Dimebon (dimebolin or latrepirdine), originally developed as an anti-histaminic drug, has been investigated and proposed as a cognitive enhancer for treating neurodegenerative disorders such as Alzheimer’s and Huntington’s diseases, and more recently schizophrenia. This study was conducted to evaluate the potential neuroprotective effect of dimebon during brain ischemia using rat hippocampal slices subjected to oxygen and glucose deprivation followed by a reoxygenation period (OGD/Reox) or glutamate excitotoxicity. Dimebon, incubated during the OGD/Reox period, caused a concentration -dependent protective effect of hippocampal slices; maximum protection (85%) was achieved at 30μM. Mitochondrial membrane depolarization, reactive oxygen species of oxygen (ROS) production, nitric oxide synthase (iNOS) induction and translocation of p65 to the nucleus induced by OGD/Reox were significantly reduced in dimebon-treated hippocampal slices.
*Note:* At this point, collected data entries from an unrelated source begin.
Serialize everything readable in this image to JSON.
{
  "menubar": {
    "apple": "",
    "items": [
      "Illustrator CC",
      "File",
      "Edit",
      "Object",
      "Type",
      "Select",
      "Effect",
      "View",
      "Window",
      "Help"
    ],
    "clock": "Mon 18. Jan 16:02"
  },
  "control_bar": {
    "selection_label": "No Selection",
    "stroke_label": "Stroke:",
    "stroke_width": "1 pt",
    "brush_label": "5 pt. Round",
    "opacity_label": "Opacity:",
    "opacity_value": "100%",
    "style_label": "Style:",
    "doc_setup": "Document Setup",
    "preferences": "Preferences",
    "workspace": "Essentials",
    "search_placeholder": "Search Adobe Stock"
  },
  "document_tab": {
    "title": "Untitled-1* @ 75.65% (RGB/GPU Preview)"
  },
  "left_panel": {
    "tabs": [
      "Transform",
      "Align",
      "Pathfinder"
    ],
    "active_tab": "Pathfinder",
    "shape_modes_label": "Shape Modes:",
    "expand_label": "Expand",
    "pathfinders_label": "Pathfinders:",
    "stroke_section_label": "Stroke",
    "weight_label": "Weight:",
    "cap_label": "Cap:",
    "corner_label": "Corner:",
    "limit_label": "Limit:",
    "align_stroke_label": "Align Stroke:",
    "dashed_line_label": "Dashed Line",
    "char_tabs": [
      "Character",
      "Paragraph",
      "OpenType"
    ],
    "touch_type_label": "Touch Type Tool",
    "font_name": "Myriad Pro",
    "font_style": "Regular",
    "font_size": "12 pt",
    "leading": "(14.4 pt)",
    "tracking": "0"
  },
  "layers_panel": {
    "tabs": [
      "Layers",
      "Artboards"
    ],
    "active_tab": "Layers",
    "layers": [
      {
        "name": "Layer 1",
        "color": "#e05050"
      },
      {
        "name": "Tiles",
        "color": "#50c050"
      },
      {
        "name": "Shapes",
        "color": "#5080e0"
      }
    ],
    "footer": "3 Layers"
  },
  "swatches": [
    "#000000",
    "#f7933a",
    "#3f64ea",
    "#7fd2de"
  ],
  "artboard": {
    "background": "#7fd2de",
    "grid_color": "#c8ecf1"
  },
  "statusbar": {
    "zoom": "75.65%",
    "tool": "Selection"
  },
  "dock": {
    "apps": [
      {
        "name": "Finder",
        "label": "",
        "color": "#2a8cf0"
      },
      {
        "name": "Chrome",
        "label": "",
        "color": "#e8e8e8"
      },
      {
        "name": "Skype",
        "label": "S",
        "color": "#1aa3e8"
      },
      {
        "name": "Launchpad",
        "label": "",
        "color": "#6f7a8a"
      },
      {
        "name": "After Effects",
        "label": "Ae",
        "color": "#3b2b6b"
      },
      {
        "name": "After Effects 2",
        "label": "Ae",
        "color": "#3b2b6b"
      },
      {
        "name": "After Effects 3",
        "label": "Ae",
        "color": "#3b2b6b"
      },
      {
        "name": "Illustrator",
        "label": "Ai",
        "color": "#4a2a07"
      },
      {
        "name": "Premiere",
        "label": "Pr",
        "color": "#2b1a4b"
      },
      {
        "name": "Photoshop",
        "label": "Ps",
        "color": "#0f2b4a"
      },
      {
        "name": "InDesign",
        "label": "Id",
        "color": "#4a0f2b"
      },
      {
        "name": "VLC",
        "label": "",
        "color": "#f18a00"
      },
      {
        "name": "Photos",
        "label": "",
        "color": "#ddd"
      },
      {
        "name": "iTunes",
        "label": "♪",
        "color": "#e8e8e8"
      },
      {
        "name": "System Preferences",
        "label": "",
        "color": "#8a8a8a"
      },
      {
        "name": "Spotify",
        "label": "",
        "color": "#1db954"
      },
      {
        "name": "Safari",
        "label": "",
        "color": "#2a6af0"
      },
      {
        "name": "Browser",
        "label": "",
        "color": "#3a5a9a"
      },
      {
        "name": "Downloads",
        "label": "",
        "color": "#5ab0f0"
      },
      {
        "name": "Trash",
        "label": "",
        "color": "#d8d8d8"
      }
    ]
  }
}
In the glutamate-induced excitotoxicity model, dimebon also afforded a concentration-dependent protective effect that was significantly higher than that obtained with memantine, a non-competitive N-methyl-d-aspartate (NMDA) antagonist. When changes in the intracellular calcium concentration were evaluated in Fluo-4-loaded rat hippocampal neurons, glutamate-induced calcium transients were reduced by 20% with dimebon. These results suggest that dimebon could counteract different pathophysiological processes during ischemic brain damage and, could therefore, be considered as a novel therapeutic strategy for cerebral ischemia-reoxygenation injury.